2) Your "pituary to testes feed-back loop" is broken and ADT isn't working. Try instead an ARSI (Bica, Enza, Daro, Apo-lutamide) for 10 days to 2 weeks and if this won't lower your PSA (your T will most probably increase) than you are one of a kind.
Thank you for your reply - this is one area I do not want to be "one of a kind". I will be starting the Zytiga or Abiraterone Acetate as soon as it arrives. I hope that works
Zytiga uses similar castrate mechanisms to Firmagon and/or Orgovyx.
Anti-androgens like the *lutamides work differently.
ChatGPT explains:
" Abiraterone acetate inhibits CYP17A1, an enzyme that is crucial in the production of androgens (such as testosterone) in the adrenal glands, testes, and prostate cancer cells. By blocking this enzyme, abiraterone significantly reduces the levels of androgens in the body. This is important because prostate cancer growth is often fueled by these androgens.
Traditional anti-androgens, like bicalutamide or enzalutamide, usually work by directly blocking androgen receptors, preventing androgens from binding to them. In contrast, abiraterone stops the body from producing androgens altogether, which makes it a key therapy for castration-resistant prostate cancer".

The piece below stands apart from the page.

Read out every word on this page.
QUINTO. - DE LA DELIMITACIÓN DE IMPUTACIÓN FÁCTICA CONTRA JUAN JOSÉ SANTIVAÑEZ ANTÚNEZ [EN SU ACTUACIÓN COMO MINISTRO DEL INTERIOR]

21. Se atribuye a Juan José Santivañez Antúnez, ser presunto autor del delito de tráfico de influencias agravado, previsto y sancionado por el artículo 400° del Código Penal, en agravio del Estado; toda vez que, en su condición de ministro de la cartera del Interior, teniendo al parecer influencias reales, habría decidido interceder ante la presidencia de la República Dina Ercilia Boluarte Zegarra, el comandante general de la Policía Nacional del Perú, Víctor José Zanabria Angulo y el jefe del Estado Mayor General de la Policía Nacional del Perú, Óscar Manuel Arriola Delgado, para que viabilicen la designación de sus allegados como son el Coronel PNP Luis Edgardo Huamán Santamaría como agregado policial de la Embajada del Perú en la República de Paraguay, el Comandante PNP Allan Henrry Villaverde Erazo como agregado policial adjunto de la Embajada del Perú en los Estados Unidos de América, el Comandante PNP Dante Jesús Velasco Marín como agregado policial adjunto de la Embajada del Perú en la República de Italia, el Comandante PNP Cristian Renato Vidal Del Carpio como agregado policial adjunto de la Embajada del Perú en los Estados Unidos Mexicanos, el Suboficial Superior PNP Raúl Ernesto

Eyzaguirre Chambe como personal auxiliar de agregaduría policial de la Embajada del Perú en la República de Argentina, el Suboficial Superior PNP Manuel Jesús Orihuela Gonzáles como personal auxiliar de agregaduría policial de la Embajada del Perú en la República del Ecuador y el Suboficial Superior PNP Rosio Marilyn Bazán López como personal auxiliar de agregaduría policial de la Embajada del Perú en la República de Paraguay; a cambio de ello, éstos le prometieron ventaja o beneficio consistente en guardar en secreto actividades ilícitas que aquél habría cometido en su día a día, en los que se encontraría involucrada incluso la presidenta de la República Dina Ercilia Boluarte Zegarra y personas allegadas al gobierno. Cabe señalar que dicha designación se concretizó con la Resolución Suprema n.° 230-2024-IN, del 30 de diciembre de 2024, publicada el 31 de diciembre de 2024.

OK thank you so it sounds like this should do the trick for me - I hope. Also as for lab I use the one at MD Anderson so I assume they know what they are doing. Everything is done at their facility.
It is not common that doublet therapy is needed for localized prostate cancer. IDK why GnRH antagonists aren't working for you. I think you ought to consider adding apalutamide - it will strongly block testosterone that Zytiga can't stop from activating your prostate cancer.
I think brachy boost therapy (external beam radiation to a wider area + HDR brachy boost to the prostate) is more powerful than HDR brachy monotherapy and should be considered for you.
TA - Thank you for your insight and wisdom. I will ask about apalutamide and see what response I get. As for the radiation at one point he had me with Brachytherapy and IMRT but changed it to 2 treatments of HDR Brachytherapy. Based on where I am at he might change it again. His analogy to me is he wanted to leave my Pelvic are clear in case of recurrence. He told me that would limit what can be done if I ever have that happen. If it does come back he can "sniper shot" any lesion or lymph node. If I had my Pelvic are "carpet bombed" there are spots missed and radiation option is very limited. He felt he can get the cancer by doing whole prostate Brachytherapy.